Hierarchical classification is not ideal but might be worth trying. A better approach might be structured prediction.
Getting feature extraction right is important.
Word length optimisation should be revisited.
Using probability calibration for confidence is probably ok.
There isn't a practical, exhaustive solution to our current problem with all our combinations of classifiers and multipliers.
It could be that RDP Classifier is already close to optimal and that predicting species level taxonomies from amplicons is not feasible.
A good approach would be to pick a few classifiers, get feature extraction right, then perform a broad sweep over the available classifiers.

This final point is close to your ideas about tiered testing. I have not yet had time to digest what Steve told me about structured prediction. I think it's a way that we can utilise taxonomy tree information. It isn't supported in scikit-learn, but there is another package that may be appropriate.

So I think a sensible tiered approach might be:

Test a number of sensible multiplier combinations on our three favourite classifiers.
Pick the top few multiplier methods and sweep all of the available classifiers.
Fine tune the best multiplier and classifier combination.

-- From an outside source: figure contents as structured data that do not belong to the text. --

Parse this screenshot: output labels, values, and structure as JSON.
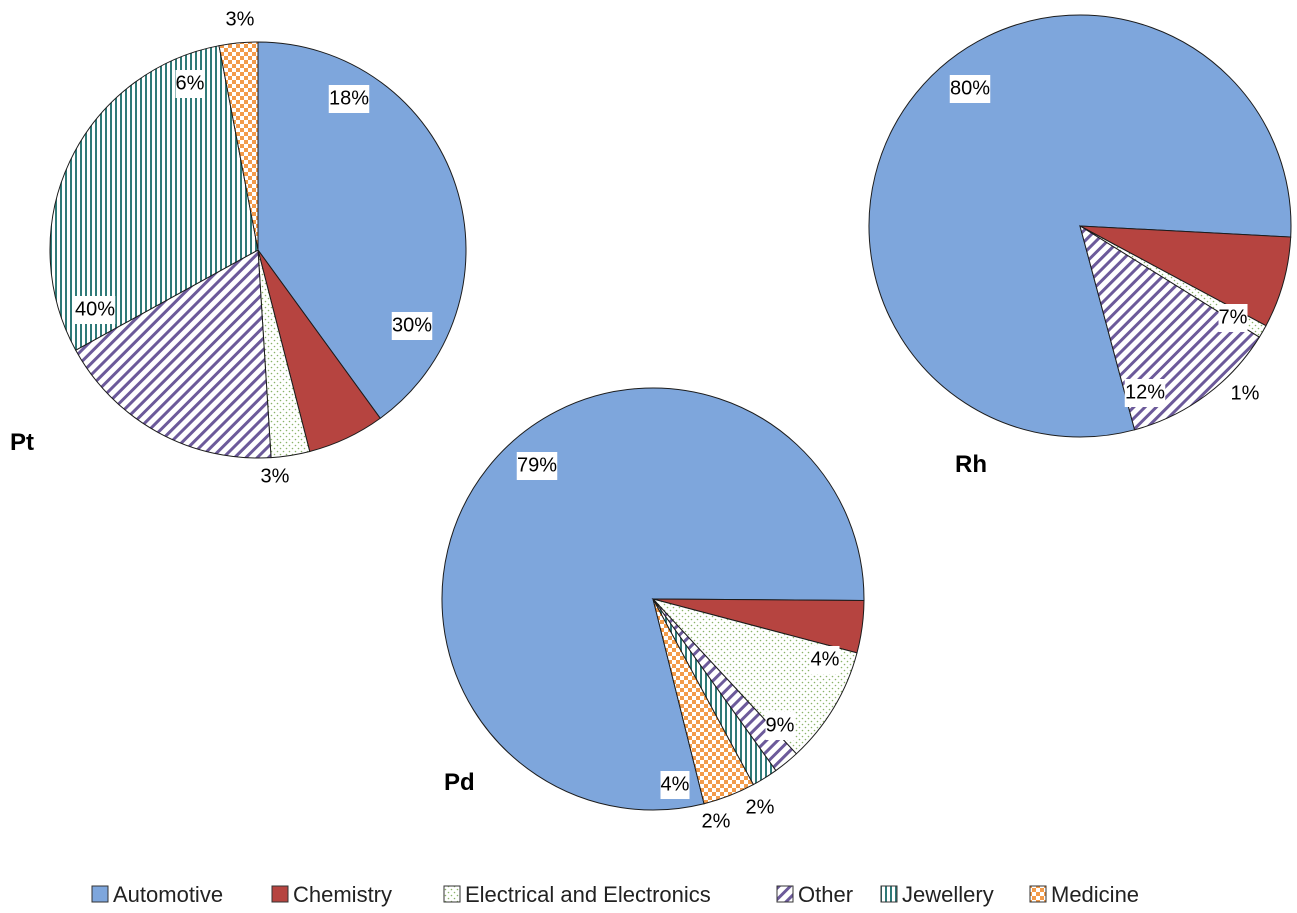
{
  "chart_data": [
    {
      "type": "pie",
      "title": "Pt",
      "slices": [
        {
          "category": "Automotive",
          "value": 40,
          "label": "40%"
        },
        {
          "category": "Chemistry",
          "value": 6,
          "label": "6%"
        },
        {
          "category": "Electrical and Electronics",
          "value": 3,
          "label": "3%"
        },
        {
          "category": "Other",
          "value": 18,
          "label": "18%"
        },
        {
          "category": "Jewellery",
          "value": 30,
          "label": "30%"
        },
        {
          "category": "Medicine",
          "value": 3,
          "label": "3%"
        }
      ]
    },
    {
      "type": "pie",
      "title": "Pd",
      "slices": [
        {
          "category": "Automotive",
          "value": 79,
          "label": "79%"
        },
        {
          "category": "Chemistry",
          "value": 4,
          "label": "4%"
        },
        {
          "category": "Electrical and Electronics",
          "value": 9,
          "label": "9%"
        },
        {
          "category": "Other",
          "value": 2,
          "label": "2%"
        },
        {
          "category": "Jewellery",
          "value": 2,
          "label": "2%"
        },
        {
          "category": "Medicine",
          "value": 4,
          "label": "4%"
        }
      ]
    },
    {
      "type": "pie",
      "title": "Rh",
      "slices": [
        {
          "category": "Automotive",
          "value": 80,
          "label": "80%"
        },
        {
          "category": "Chemistry",
          "value": 7,
          "label": "7%"
        },
        {
          "category": "Electrical and Electronics",
          "value": 1,
          "label": "1%"
        },
        {
          "category": "Other",
          "value": 12,
          "label": "12%"
        }
      ]
    }
  ],
  "legend": {
    "placement": "bottom",
    "items": [
      {
        "category": "Automotive",
        "label": "Automotive",
        "pattern": "dotted-blue"
      },
      {
        "category": "Chemistry",
        "label": "Chemistry",
        "pattern": "solid-red"
      },
      {
        "category": "Electrical and Electronics",
        "label": "Electrical and Electronics",
        "pattern": "dotted-green"
      },
      {
        "category": "Other",
        "label": "Other",
        "pattern": "diagonal-hatch-purple"
      },
      {
        "category": "Jewellery",
        "label": "Jewellery",
        "pattern": "vertical-hatch-teal"
      },
      {
        "category": "Medicine",
        "label": "Medicine",
        "pattern": "orange-dots"
      }
    ]
  },
  "colors": {
    "Automotive": "#7ea6dc",
    "Chemistry": "#b64440",
    "Electrical and Electronics": "#b9d39a",
    "Other": "#7b64a4",
    "Jewellery": "#3d8a86",
    "Medicine": "#f39b4a"
  }
}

BenKaehler commented 8 years ago

For Tier 1, I suggest eight scikit-learn classifiers and two PyStruct classifiers. I suggest that in all cases we preprocess the data using feature_extraction.text.HashingVectorizer followed by feature_extraction.text.TfidfTransformer. The eight scikit-learn classifiers should be

linear_model.LogisticRegression
naive_bayes.MultinomialNB
svm.SVC
ensemble.RandomForestClassifier

once with multioutput labels, once without for each. The two PyStruct classifiers should be

models.MultiClassClf
models.MultiLabelClf

I have dropped bagging and voting classifiers. I only included them initially because I saw them in the scikit-learn docs.

I have dropped feature selection and dimension reduction, as per Steve's recommendations.

I will implement calibrated probability confidence estimates because I doubt that the bootstrap approach of RDP will generalise successfully to the classifiers we intend to test.

Finally, I have dropped hierarchical classification for the moment. We have enough work to do, I'm not currently sufficiently confident or desperate to invent new classification methods, and PyStruct seems like a better way to do it anyway.

A wide meta-parameter search of the above methods (including the preprocessors) should cover the remaining multipliers, that is all the feature extraction methods and the multioutput option.

So, are ten classifiers too many for the first tier?

nbokulich commented 8 years ago

This sounds like a great approach to me, and all very good rationale. Ten sounds like a good number for tier1.

BenKaehler commented 7 years ago

Bad news: pystruct is BSD-licensed, but it won't run without cvxopt or ad3, both of which are GPL-licensed.

@gavinhuttley suggests keeping the structured learning classifiers in the tests, for the science of it (thanks Gavin). He also made the point that if we see dramatic performance gains with the structured learning classifiers we can then allocate or attempt to obtain more resources to overcome the problems that come with the GPL licenses.

Fair enough, I'll keep pystruct in for the moment, but pystruct should know that it's skating on thin ice and if it doesn't behave itself it will be relegated and hierarchical classification will be reinstated.